The same consumer protection framework applies to all Central Bank regulated entities, be that a bank, a retail credit firm or a credit servicing firm. From a regulatory perspective the Central Bank has put in place a range of measures in order to protect consumers. This framework seeks to ensure that regulated entities are transparent and fair in all their dealings with borrowers and that borrowers are protected from the beginning to the end of the mortgage life cycle.

Specifically in relation to variable rate mortgage holders, the Central Bank's Consumer Protection Code requires all regulated mortgage creditors to explain to borrowers how their non-tracker variable interest rates have been set and to clearly identify the factors which may result in changes to variable interest rates.

The Central Bank has continued to engage with regulated firms on the operation of specific aspects of the consumer protection framework.

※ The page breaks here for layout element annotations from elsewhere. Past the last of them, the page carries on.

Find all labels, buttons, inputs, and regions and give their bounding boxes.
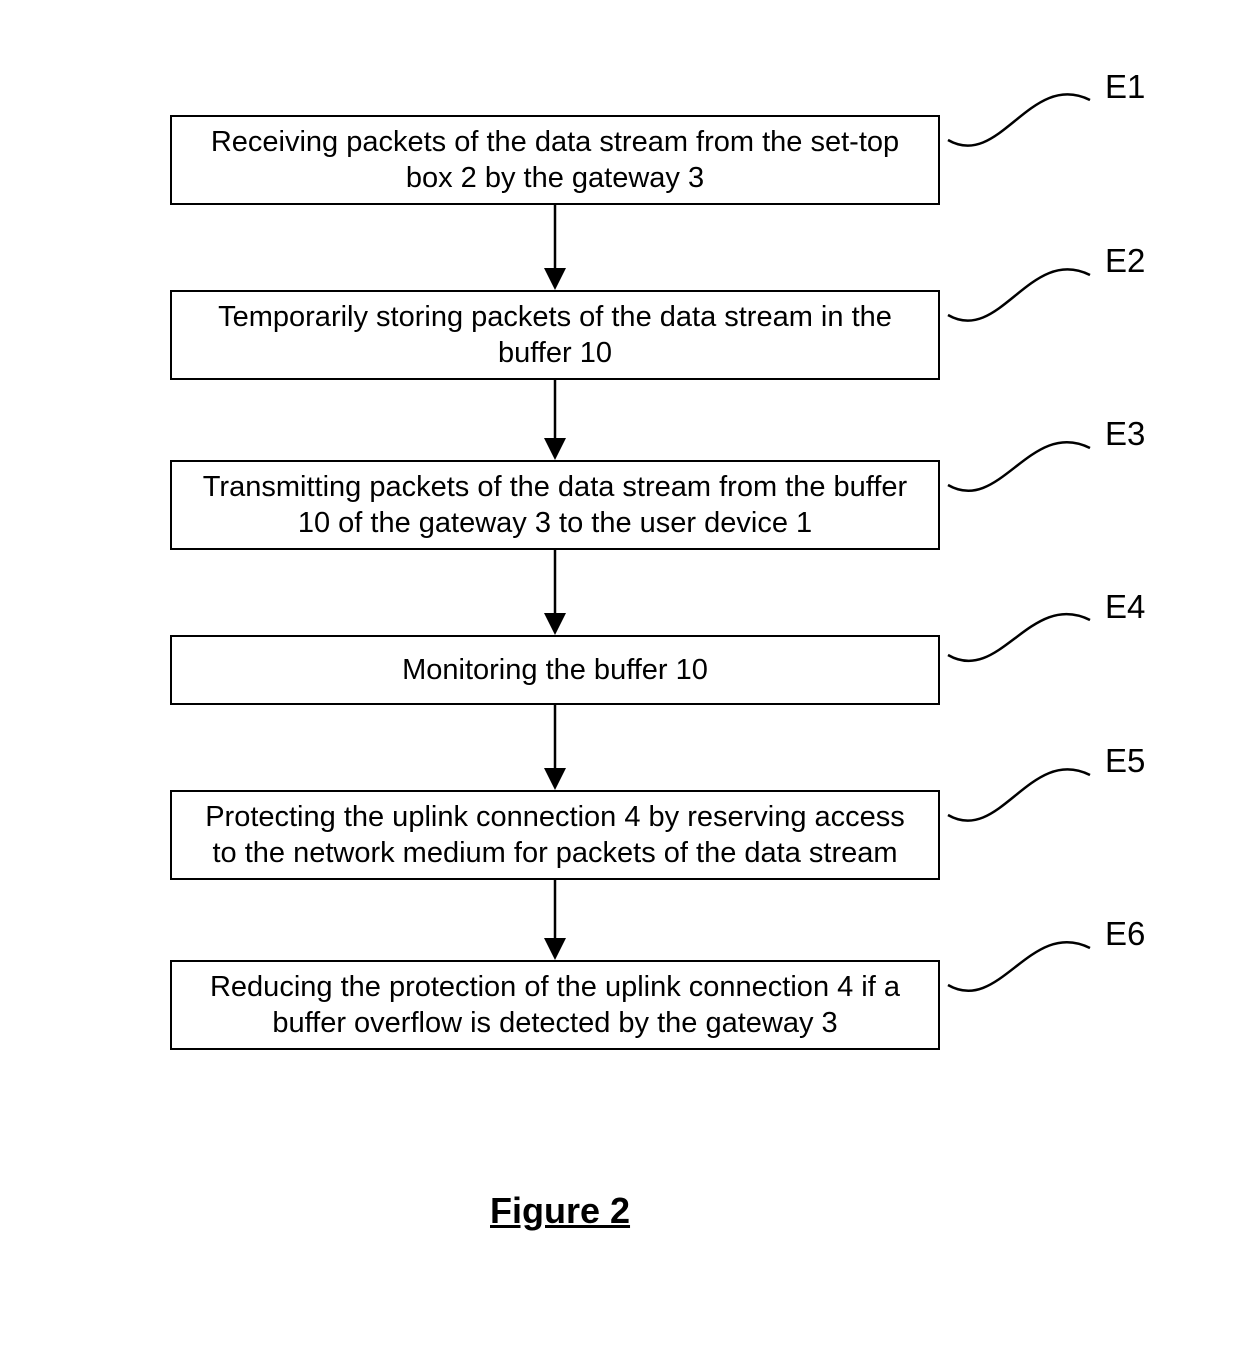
flow-node-e6-text: Reducing the protection of the uplink co… [192,969,918,1042]
step-label-e1: E1 [1105,68,1145,106]
edge-e1-e2 [544,205,566,290]
edge-e3-e4 [544,550,566,635]
flow-node-e1: Receiving packets of the data stream fro… [170,115,940,205]
callout-e2 [948,269,1090,320]
step-label-e5: E5 [1105,742,1145,780]
flow-node-e2: Temporarily storing packets of the data … [170,290,940,380]
callout-e3 [948,442,1090,491]
flow-node-e5: Protecting the uplink connection 4 by re… [170,790,940,880]
callout-e1 [948,94,1090,145]
flowchart-canvas: Receiving packets of the data stream fro… [0,0,1240,1348]
flow-node-e5-text: Protecting the uplink connection 4 by re… [192,799,918,872]
step-label-e4: E4 [1105,588,1145,626]
callout-e5 [948,769,1090,820]
step-label-e3: E3 [1105,415,1145,453]
edge-e5-e6 [544,880,566,960]
callout-e4 [948,614,1090,661]
figure-caption: Figure 2 [490,1190,630,1232]
edge-e2-e3 [544,380,566,460]
flow-node-e6: Reducing the protection of the uplink co… [170,960,940,1050]
flow-node-e3-text: Transmitting packets of the data stream … [192,469,918,542]
step-label-e2: E2 [1105,242,1145,280]
flow-node-e1-text: Receiving packets of the data stream fro… [192,124,918,197]
flow-node-e4: Monitoring the buffer 10 [170,635,940,705]
callout-e6 [948,942,1090,991]
edge-e4-e5 [544,705,566,790]
step-label-e6: E6 [1105,915,1145,953]
flow-node-e3: Transmitting packets of the data stream … [170,460,940,550]
flow-node-e2-text: Temporarily storing packets of the data … [192,299,918,372]
flow-node-e4-text: Monitoring the buffer 10 [402,652,708,688]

Arising from this engagement, the Central Bank has indicated that regulated firms:

- have enhanced the supports available to borrowers in or facing arrears;

- have sufficient operational capacity in place to manage applications by borrowers to switch their mortgage or mortgage provider, and that there is no discrimination against borrowers based on where they currently hold their mortgage; and

- that changes in mortgage interest rates are in line with mortgage terms and conditions, the published variable rate policy statements of the relevant firms and the regulatory framework for which the Central Bank is responsible.

In addition, following engagement by Government with the Banking Payments Federation Ireland (BPFI) and the mortgage industry, a number of measures were introduced in 2023 to support borrowers who wish and are in a position to switch their mortgage.

This included the provision of an aligned industry wide set of initial eligibility criteria to facilitate people switching their mortgage from a non-bank to a bank. In order to be eligible to switch under these guidelines, customers need to be making full capital and interest repayments on their mortgage and to meet other eligibility criteria.

The BPFI has also launched a website, entitled 'it's in your interest', to further encourage and assist mortgage switching. However, the decision on whether or not to provide credit in any particular case, or the amount of credit to provide, remains a business matter for an individual lender.

Also, in light of the impact high interest rates continue to have on some mortgaged households, Budget 2025 extended the mortgage interest tax credit for a further year. This extension means that the relief will also be made available to assist mortgage holders in respect of the increase in interest paid in 2024 over 2022.

From a general perspective, now that the ECB is reducing official interest rates the Government expects all mortgage creditors to keep their lending rates under review and where mortgage rates had in the past increased in line with ECB increases they should now, in this new interest rate environment, also appropriately adjust downwards.

Finally, any person who is experiencing a repayment difficulty on their mortgage should contact their mortgage creditor to discuss the matter or also avail of the 'Abhaile' advice and assistance service available through MABS.